But I wonder if most of you use mySQL instead SQL server.
Itry
30 Sep 10 at 9:06 pm
If someone see, that will be fine
Itry
30 Sep 10 at 9:07 pm
Thank you for the article, it was of considerable help. I had a table with many records but no primary key and I had to create a primary key on it. The problem was there were duplicates.
Using the inner join query from your other article I was able to create a temporary table where I inserted the unique records found from all duplicates. Then I was able to delete all the duplicates from the original table, add the constraint, and then add the deleted records back in from the temporary table.
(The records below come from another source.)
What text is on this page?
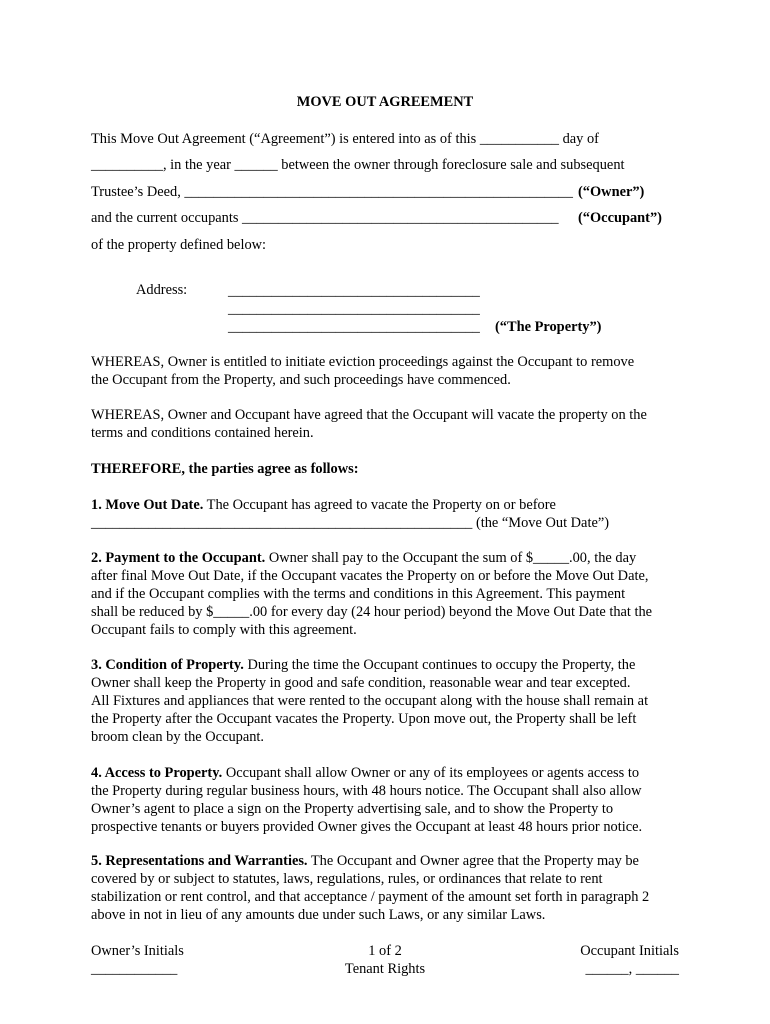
MOVE OUT AGREEMENT
This Move Out Agreement (“Agreement”) is entered into as of this ___________ day of
__________, in the year ______ between the owner through foreclosure sale and subsequent
Trustee’s Deed, ______________________________________________________ (“Owner”)
and the current occupants ____________________________________________ (“Occupant”)
of the property defined below:
Address:	___________________________________
___________________________________
___________________________________ (“The Property”)
WHEREAS, Owner is entitled to initiate eviction proceedings against the Occupant to remove
the Occupant from the Property, and such proceedings have commenced.
WHEREAS, Owner and Occupant have agreed that the Occupant will vacate the property on the
terms and conditions contained herein.
THEREFORE, the parties agree as follows:
1. Move Out Date. The Occupant has agreed to vacate the Property on or before
_____________________________________________________ (the “Move Out Date”)
2. Payment to the Occupant. Owner shall pay to the Occupant the sum of $_____.00, the day
after final Move Out Date, if the Occupant vacates the Property on or before the Move Out Date,
and if the Occupant complies with the terms and conditions in this Agreement. This payment
shall be reduced by $_____.00 for every day (24 hour period) beyond the Move Out Date that the
Occupant fails to comply with this agreement.
3. Condition of Property. During the time the Occupant continues to occupy the Property, the
Owner shall keep the Property in good and safe condition, reasonable wear and tear excepted.
All Fixtures and appliances that were rented to the occupant along with the house shall remain at
the Property after the Occupant vacates the Property. Upon move out, the Property shall be left
broom clean by the Occupant.
4. Access to Property. Occupant shall allow Owner or any of its employees or agents access to
the Property during regular business hours, with 48 hours notice. The Occupant shall also allow
Owner’s agent to place a sign on the Property advertising sale, and to show the Property to
prospective tenants or buyers provided Owner gives the Occupant at least 48 hours prior notice.
5. Representations and Warranties. The Occupant and Owner agree that the Property may be
covered by or subject to statutes, laws, regulations, rules, or ordinances that relate to rent
stabilization or rent control, and that acceptance / payment of the amount set forth in paragraph 2
above in not in lieu of any amounts due under such Laws, or any similar Laws.
Owner’s Initials
____________
1 of 2
Tenant Rights
Occupant Initials
______, ______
Here is my code for those who might need this help later.
{code}
connect to TE_DFLT;
set current schema EPOS;
create table safeauditcopy (sitedirectoryid bigint not null,
safeid vargraphic(32) not null,
updatedatetime timestamp not null,
debitamount decimal(19) not null,
creditamount decimal(19) not null,
aftertranssafeamount decimal(19) not null,
businessdate timestamp not null,
tlogtransactionid character(22) not null constraint XPKSafeAudit PRIMARY KEY
);
insert into safeauditcopy
select sitedirectoryid,safeid,updatedatetime,debitamount,creditamount,aftertranssafeamount,businessdate,tlogtransactionid
from (
select bad_rows.*, rownumber() over(partition by bad_rows.tlogtransactionid) as id
from safeaudit as bad_rows
inner join (
select tlogtransactionid
from safeaudit
group by tlogtransactionid
having count(*) > 1
) as good_rows on good_rows.tlogtransactionid = bad_rows.tlogtransactionid
) where id > 1;
delete from safeaudit where tlogtransactionid in (
select tlogtransactionid
from safeaudit
group by tlogtransactionid
having count(*) > 1
);
alter table safeaudit add constraint XPKSafeAudit primary key (TLOGTRANSACTIONID);
insert into safeaudit select * from safeauditcopy;
drop table safeauditcopy;
{code}
Lyndon
7 Jun 11 at 5:13 pm
I forgot to mention, the code was for DB2 and makes use of the OLAP function rownumber() to give me the ability to determine the difference between one record and another…
Lyndon
7 Jun 11 at 5:16 pm
The code
set @num := 0, @source := ”, @target := ”;
delete from test
where greatest(0,
@num := if(source = @source and target = @target, @num + 1, 0),
least(0, length(@source := source), length(@target := target))) > 0
order by source, target;
Does not work when the rows are not in constitutive order.
Deepak
14 Jul 11 at 4:45 am